Dans beaucoup de pays, la question de l'utilisation des terres forestières à d'autres fins se pose avec acuité et l'on se demande si, et comment, elle devrait être appréhendée par la législation forestière. Le plus souvent, cette dernière ne traite pas des aspects généraux de l'aménagement du territoire. La loi suisse aborde cependant cette question jusqu'à un certain point. Elle assujettit le défrichement des terres forestières à l'obtention d'une autorisation qui ne peut être délivrée qu'exceptionnellement lorsque: (a) l'activité projetée ne peut pas être entreprise ailleurs; (b) les conditions relatives à la gestion foncière sont réunies; et (c) le défrichement ne présente pas de risque sérieux pour l'environnement. Elle précise que les intérêts financiers ne peuvent pas prévaloir, que la nature et les paysages doivent être protégés et que, dans tous les cas, ces exceptions à l'interdiction générale de défricher ne peuvent être que temporaires (art. 5). Ces dispositions ont clarifié les rapports de la législation forestière avec celle relative à l'aménagement du territoire, en ce sens qu'aucune terre forestière ne peut être classée dans une zone constructible sans une autorisation préalable de l'autorité forestière. Les demandes de permis de déboiser et de construire doivent être traitées de manière coordonnée par les autorités respectivement compétentes (Petitpierre, 1999).

L'absence d'instruments adéquats d'aménagement du territoire peut être à l'origine de conflits préjudiciables aux forêts. En Turquie, la Constitution et la législation forestière donnent une définition détaillée des forêts, qui a été progressivement modifiée afin d'en exclure certaines catégories de terres. Cependant, on a tendance à délimiter les forêts sans tenir compte des autres usages concurrents du sol, même si les pressions de la spéculation immobilière se font souvent sentir. La plupart des amendements législatifs ont été largement critiqués, car ils ont conduit à légaliser le déboisement de vastes superficies. Cela a donné lieu à de nombreux litiges qui ont été portés devant les tribunaux.

2.7. Protection contre les incendies de forêt

Dans la législation étudiée, on trouve fréquemment des dispositions sur la protection contre les incendies de forêts. La loi espagnole contient un chapitre sur la protection contre les incendies et l'assurance forestière, chargeant le ministre compétent de certaines tâches en la matière, notamment de réaliser des études relatives aux méthodes de lutte contre les incendies. Lorsqu'une zone forestière est déclarée «zone à risques», les propriétaires privés concernés doivent créer et entretenir des coupe-feu (art. 70) et les feux agricoles y sont soumis à autorisation de l'autorité forestière (art. 71). En vertu de la loi norvégienne, lorsqu'une forêt a été endommagée par un incendie, un fléau ou une catastrophe naturelle, la compagnie d'assurance concernée pourra être tenue de réparer les dommages en versant directement au service forestier les coûts du reboisement et jusqu'à 30 pour cent du total de l'indemnité restante. S'il s'avère que les mesures sylvicoles permettant la régénération ne peuvent bénéficier d'aucun financement, la chambre locale d'agriculture peut décider qu'une partie des ressources du fonds forestier soient utilisées à cet effet (art. 22-2).

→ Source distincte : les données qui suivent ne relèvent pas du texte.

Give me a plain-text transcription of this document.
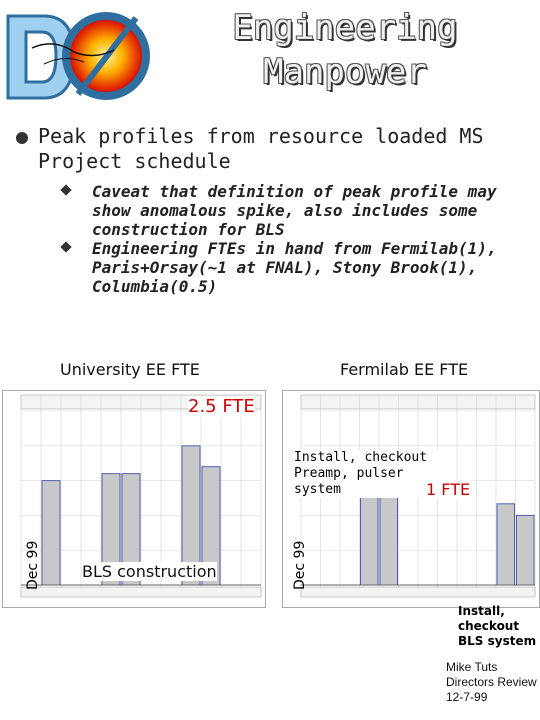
Engineering
Manpower
Peak profiles from resource loaded MS Project schedule
Caveat that definition of peak profile may show anomalous spike, also includes some construction for BLS
Engineering FTEs in hand from Fermilab(1), Paris+Orsay(~1 at FNAL), Stony Brook(1), Columbia(0.5)
University EE FTE	Fermilab EE FTE
2.5 FTE
Dec 99	BLS construction
Install, checkout Preamp, pulser system	1 FTE
Dec 99
Install,
checkout
BLS system
Mike Tuts
Directors Review
12-7-99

La loi italienne de 1975 sur la protection des forêts contre les incendies requiert l'élaboration de plans régionaux et inter-régionaux spécifiant dans quelles mesures les forêts risquent de brûler, indiquant les moyens de lutte contre les incendies et identifiant les mesures supplémentaires qui s'imposent (art. 1-3). Les administrations régionales doivent signaler, chaque année, les périodes pendant lesquelles les risques d'incendies sont les plus sérieux et au cours desquelles sont interdits les feux d'éclaircie et tous les actes pouvant entraîner leur propagation. Une disposition importante interdit les constructions sur les terres détruites ou endommagées par le feu afin de prévenir les incendies allumés à des fins de spéculation foncière. Cependant, par un amendement de cette disposition, il a été procédé au déclassement de cette infraction, qui n'est plus qu'administrative (après avoir été pénale). Quant à la loi portugaise susmentionnée, elle impose la mise en place d'un système d'assurance obligatoire couvrant, notamment, les dommages causés aux forêts par des incendies.